Le colonel (Lucien Baroux) d'un régiment de cavaliers veut remettre de l'ordre parmi la troupe dissipée et ses dragons qui courent les jeunes filles de la ville -et elles sont nombreuses ! - ou fréquentent le salon de la Dame à la rose, variante assumée de la Dame aux Camélias. Parmi ceux-ci, toujours à faire le mur, les trois troufions inséparables, Fernandel, Pierre Brasseur, Raymond Cordy, ne sont pas parmi les plus futés.

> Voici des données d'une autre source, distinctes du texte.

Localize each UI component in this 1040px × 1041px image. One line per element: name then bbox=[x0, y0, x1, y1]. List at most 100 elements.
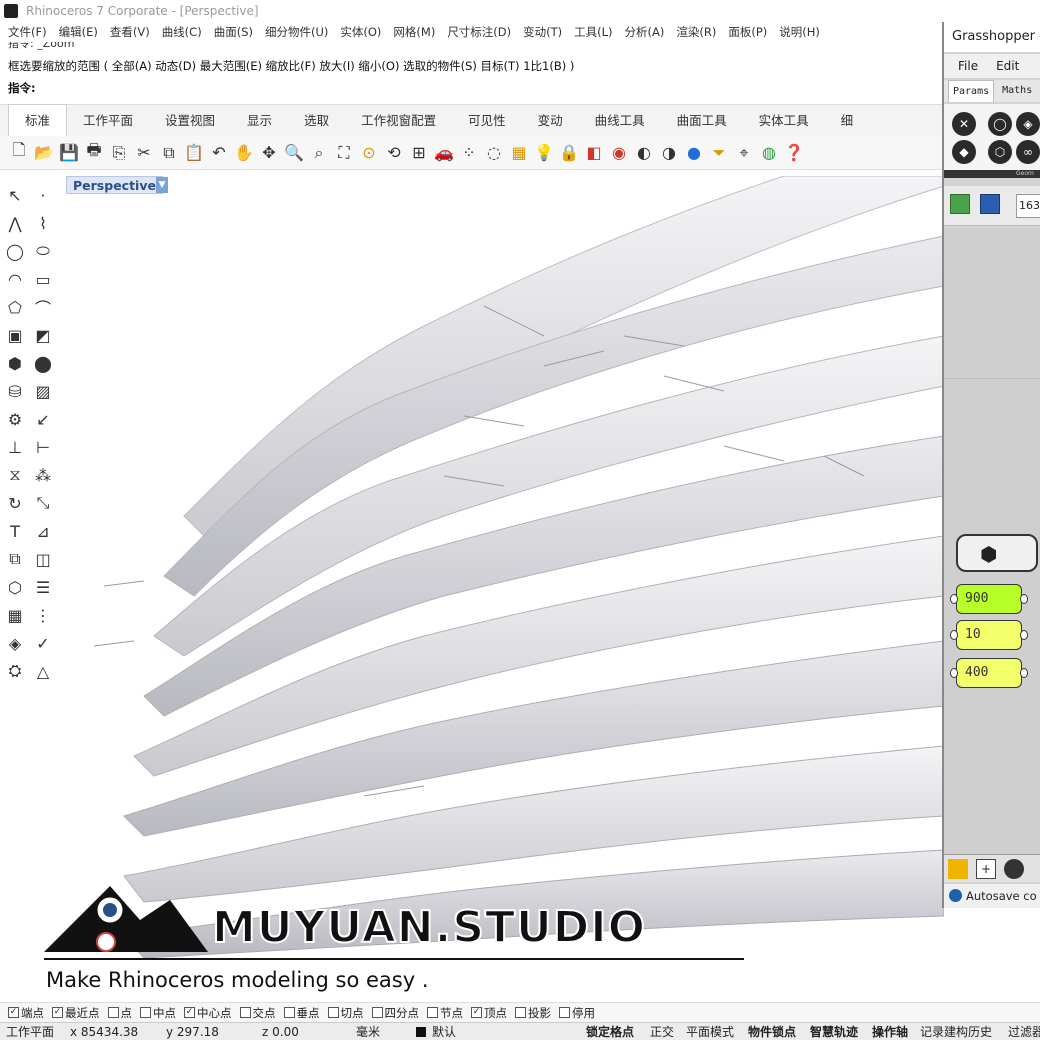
menu-mesh[interactable]: 网格(M) bbox=[393, 22, 435, 42]
osnap-checkbox[interactable] bbox=[371, 1007, 383, 1018]
filter-icon[interactable]: ⏷ bbox=[708, 142, 730, 164]
cut-icon[interactable]: ✂ bbox=[133, 142, 155, 164]
osnap-option[interactable]: 四分点 bbox=[371, 1003, 419, 1022]
sphere-solid-icon[interactable]: ⬤ bbox=[32, 352, 54, 374]
distribute-icon[interactable]: ⋮ bbox=[32, 604, 54, 626]
osnap-checkbox[interactable] bbox=[107, 1007, 119, 1018]
gh-tab-params[interactable]: Params bbox=[948, 80, 995, 102]
print-icon[interactable]: 🖶 bbox=[83, 140, 105, 164]
extrude-curve-icon[interactable]: ◩ bbox=[32, 324, 54, 346]
menu-transform[interactable]: 变动(T) bbox=[523, 22, 562, 42]
osnap-option[interactable]: 垂点 bbox=[283, 1003, 320, 1022]
osnap-checkbox[interactable] bbox=[283, 1007, 295, 1018]
text-icon[interactable]: T bbox=[4, 520, 26, 542]
osnap-option[interactable]: ✓ 最近点 bbox=[52, 1003, 100, 1022]
tab-standard[interactable]: 标准 bbox=[8, 104, 68, 137]
block-icon[interactable]: ◫ bbox=[32, 548, 54, 570]
menu-tools[interactable]: 工具(L) bbox=[574, 22, 612, 42]
analyze-icon[interactable]: ◈ bbox=[4, 632, 26, 654]
osnap-checkbox[interactable]: ✓ bbox=[184, 1007, 195, 1018]
tab-display[interactable]: 显示 bbox=[231, 105, 288, 137]
osnap-option[interactable]: ✓ 顶点 bbox=[471, 1003, 507, 1022]
osnap-checkbox[interactable] bbox=[239, 1007, 251, 1018]
slider-output-pin[interactable] bbox=[1020, 668, 1028, 678]
tab-more[interactable]: 细 bbox=[825, 105, 870, 137]
dimension-icon[interactable]: ⊿ bbox=[32, 520, 54, 542]
status-unit[interactable]: 毫米 bbox=[356, 1023, 380, 1041]
osnap-option[interactable]: ✓ 中心点 bbox=[184, 1003, 232, 1022]
gh-param-ring-icon[interactable]: ◯ bbox=[988, 112, 1012, 136]
zoom-extents-icon[interactable]: ⛶ bbox=[333, 142, 355, 164]
tab-set-view[interactable]: 设置视图 bbox=[149, 105, 231, 137]
gh-param-link-icon[interactable]: ∞ bbox=[1016, 140, 1040, 164]
osnap-checkbox[interactable]: ✓ bbox=[52, 1007, 63, 1018]
status-osnap[interactable]: 物件锁点 bbox=[748, 1023, 796, 1041]
menu-solid[interactable]: 实体(O) bbox=[340, 22, 381, 42]
status-layer[interactable]: 默认 bbox=[432, 1023, 456, 1041]
settings-gear-icon[interactable]: ⚙ bbox=[4, 408, 26, 430]
group-icon[interactable]: ⧉ bbox=[4, 548, 26, 570]
new-icon[interactable]: 🗋 bbox=[8, 140, 30, 164]
light-icon[interactable]: 💡 bbox=[533, 142, 555, 164]
gh-number-slider-2[interactable]: 10 bbox=[950, 620, 1028, 650]
menu-file[interactable]: 文件(F) bbox=[8, 22, 47, 42]
perspective-viewport[interactable] bbox=[64, 176, 944, 1002]
osnap-checkbox[interactable] bbox=[515, 1007, 526, 1018]
array-icon[interactable]: ⁂ bbox=[32, 464, 54, 486]
gh-save-icon[interactable] bbox=[980, 194, 1000, 214]
menu-edit[interactable]: 编辑(E) bbox=[59, 22, 98, 42]
status-cplane[interactable]: 工作平面 bbox=[6, 1023, 54, 1041]
status-planar[interactable]: 平面模式 bbox=[686, 1023, 734, 1041]
menu-subd[interactable]: 细分物件(U) bbox=[265, 22, 328, 42]
gh-param-brep-icon[interactable]: ⬡ bbox=[988, 140, 1012, 164]
status-gumball[interactable]: 操作轴 bbox=[872, 1023, 908, 1041]
osnap-option[interactable]: 交点 bbox=[239, 1003, 276, 1022]
menu-help[interactable]: 说明(H) bbox=[779, 22, 820, 42]
status-filter[interactable]: 过滤器 bbox=[1008, 1023, 1040, 1041]
select-arrow-icon[interactable]: ↖ bbox=[4, 184, 26, 206]
copy-icon[interactable]: ⧉ bbox=[158, 142, 180, 164]
scale-icon[interactable]: ⤡ bbox=[32, 492, 54, 514]
sphere-icon[interactable]: ● bbox=[683, 142, 705, 164]
grid-icon[interactable]: ▦ bbox=[508, 142, 530, 164]
osnap-checkbox[interactable] bbox=[559, 1007, 570, 1018]
surface-points-icon[interactable]: ▣ bbox=[4, 324, 26, 346]
osnap-checkbox[interactable]: ✓ bbox=[471, 1007, 482, 1018]
grasshopper-canvas[interactable]: ⬢ 900 10 400 bbox=[944, 228, 1040, 854]
mesh-icon[interactable]: ▨ bbox=[32, 380, 54, 402]
tab-visibility[interactable]: 可见性 bbox=[452, 105, 522, 137]
viewport-title[interactable]: Perspective bbox=[66, 176, 163, 194]
gh-add-icon[interactable]: + bbox=[976, 859, 996, 879]
status-ortho[interactable]: 正交 bbox=[650, 1023, 674, 1041]
tab-transform[interactable]: 变动 bbox=[522, 105, 579, 137]
curve-icon[interactable]: ⌇ bbox=[32, 212, 54, 234]
box-icon[interactable]: ⬢ bbox=[4, 352, 26, 374]
menu-curve[interactable]: 曲线(C) bbox=[162, 22, 202, 42]
polygon-icon[interactable]: ⬠ bbox=[4, 296, 26, 318]
polyline-icon[interactable]: ⋀ bbox=[4, 212, 26, 234]
menu-render[interactable]: 渲染(R) bbox=[676, 22, 716, 42]
grasshopper-icon[interactable]: ◍ bbox=[758, 142, 780, 164]
command-prompt[interactable]: 框选要缩放的范围 ( 全部(A) 动态(D) 最大范围(E) 缩放比(F) 放大… bbox=[0, 56, 942, 76]
menu-dimension[interactable]: 尺寸标注(D) bbox=[447, 22, 511, 42]
tab-cplanes[interactable]: 工作平面 bbox=[67, 105, 149, 137]
osnap-checkbox[interactable] bbox=[427, 1007, 438, 1018]
osnap-checkbox[interactable] bbox=[140, 1007, 151, 1018]
osnap-checkbox[interactable] bbox=[327, 1007, 339, 1018]
gh-number-slider-1[interactable]: 900 bbox=[950, 584, 1028, 614]
gh-param-box-icon[interactable]: ◆ bbox=[952, 140, 976, 164]
status-grid-snap[interactable]: 锁定格点 bbox=[586, 1023, 634, 1041]
open-icon[interactable]: 📂 bbox=[33, 142, 55, 164]
solid-edit-icon[interactable]: ⬡ bbox=[4, 576, 26, 598]
gh-param-x-icon[interactable]: ✕ bbox=[952, 112, 976, 136]
status-smarttrack[interactable]: 智慧轨迹 bbox=[810, 1023, 858, 1041]
tab-solid-tools[interactable]: 实体工具 bbox=[743, 105, 825, 137]
gh-menu-edit[interactable]: Edit bbox=[996, 54, 1019, 78]
tab-surface-tools[interactable]: 曲面工具 bbox=[661, 105, 743, 137]
osnap-option[interactable]: ✓ 端点 bbox=[8, 1003, 44, 1022]
check-icon[interactable]: ✓ bbox=[32, 632, 54, 654]
arc-icon[interactable]: ◠ bbox=[4, 268, 26, 290]
shade-icon[interactable]: ◐ bbox=[633, 142, 655, 164]
rotate-view-icon[interactable]: ⟲ bbox=[383, 142, 405, 164]
split-icon[interactable]: ⊢ bbox=[32, 436, 54, 458]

L'argument de la garnison amoureuse est plutôt engageant mais ne tient pas longtemps la route, faute d'idées burlesques intéressantes ou d'un petit vent de folie douce émanant de la mise en scène ou des personnages. Il faut attendre la fin du film et le quiproquo stupide avec un général en cire et un vrai général -un vaudeville militaire sans visite surprise d'un général n'est pas un vaudeville militaire- pour s'amuser d'une situation qui touche enfin à la confusion grotesque.